In fact, nearly 20% of businesses fail after only being open for two years. While that number may seem low, one in five odds of failure isn’t a risk worth taking for many when the outcome could be their livelihood.
For Davaasuren, Asia offers a different set of challenges that often go unnoticed in Western cultures. “Being in Asia, I think we are in an environment where most of the ecosystems are not as developed as you would expect in London, New York, Silicon Valley, Israel, etc. So there’s a lot of catching up as an ecosystem that we are doing … but it’s growing really fast!”
While it may be hard to believe that Asia doesn’t have as many developed ecosystems, Techstars operates out further than just Singapore and Hong Kong. In fact, Davaasuren mentions working on a report for a company in Kazakhstan where he is seeing tremendous growth.

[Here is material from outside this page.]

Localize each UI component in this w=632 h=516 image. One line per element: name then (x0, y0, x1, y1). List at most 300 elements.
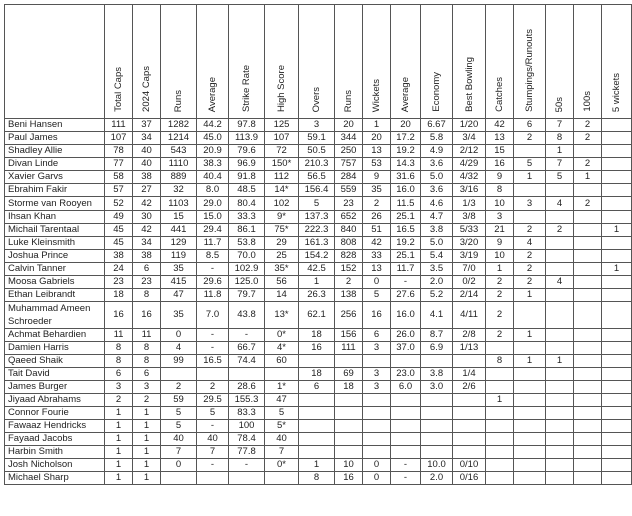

Working in the APAC region is more than just an assignment for Davaasuren; it’s also a part of his passion to see the region develop and grow.
“Still, a lot of cultural shift needs to happen, cultural acceptance that needs to happen,” says Davaasuren, referring to the challenges of an entrepreneur having to convince parents, stakeholders and customers even more so than developed ecosystems.
The value of mentorship for entrepreneurs
Davaasuren describes the similarities between mentors and entrepreneurs, noting that they are both often “risk-takers.” He goes on to share a story from a startup entrepreneur in Korea that was struggling to find a mentor within the Techstars program.
After meeting with around 10 mentors, the company didn’t know how to use these mentors to their advantage, but they kept up relationships with those mentors. Two months later, the company ended up hiring one of those mentors as the Chief Operating Officer (COO) of the company.
“While they didn’t necessarily fit that first interaction, but later on in their journey, this person had a value that they needed. And mentorship, I believe, is exactly like that,” says Davaasuren. “It is about fit. It is about experience-sharing. It is about being Socratic.”
The Socratic method is that frustrating thing people do when you ask them a question, and they respond with another question. The whole point of the Socratic method is to not provide an answer but to provide direction for the students to find the answers themselves.
While it may be annoying for the student, they end up discovering the answer on their own, and in the process, the student may discover more than what they were looking for originally.
“You go into this relationship because you want to help somebody figure out their own way. Not necessarily tell them what to do,” said Davaasuren.
“Another thing, we remind the mentors … it is their company. It is not your company. Your job is to help them run their own company,” he smiles.
What’s next for Techstars in Asia?
“Well, I think it’s our goal to invest in more companies from all over the world.” A kinetic outburst of energy emerges, and the camera shakes as his excitement transfers through the screen.“And they’re there! They’re literally there! They’re just waiting!”
“We want to be able to support them,” he says. “What that means is that we are going to have more programs in more strategic locations around Asia-Pacific. We are going to come in, and we are going to build our programs, be they seed accelerators, corporate partnership accelerators or ecosystem development programs. And through these programs, we are going to invite more entrepreneurs to join our network, and then collectively support these entrepreneurs. That’s what’s in store, and we are working hard and fast.”
We close out the night with another conversation about unicorns, but Davaasuren mentions something that reinforces his position and goals.
“Unicorns are the ones we pay attention to, but there are a lot of great companies that are not necessarily unicorns,” he says. “You know, some of these countries in Asia, if you think about it, you don’t need a unicorn. If you get a company that is valued at over US$30-40 million, that momentum can literally change the landscape of that country.” This is especially true for smaller countries.
“It doesn’t take much,” he says, with those last four words exemplifying his optimistic attitude toward the entire endeavor.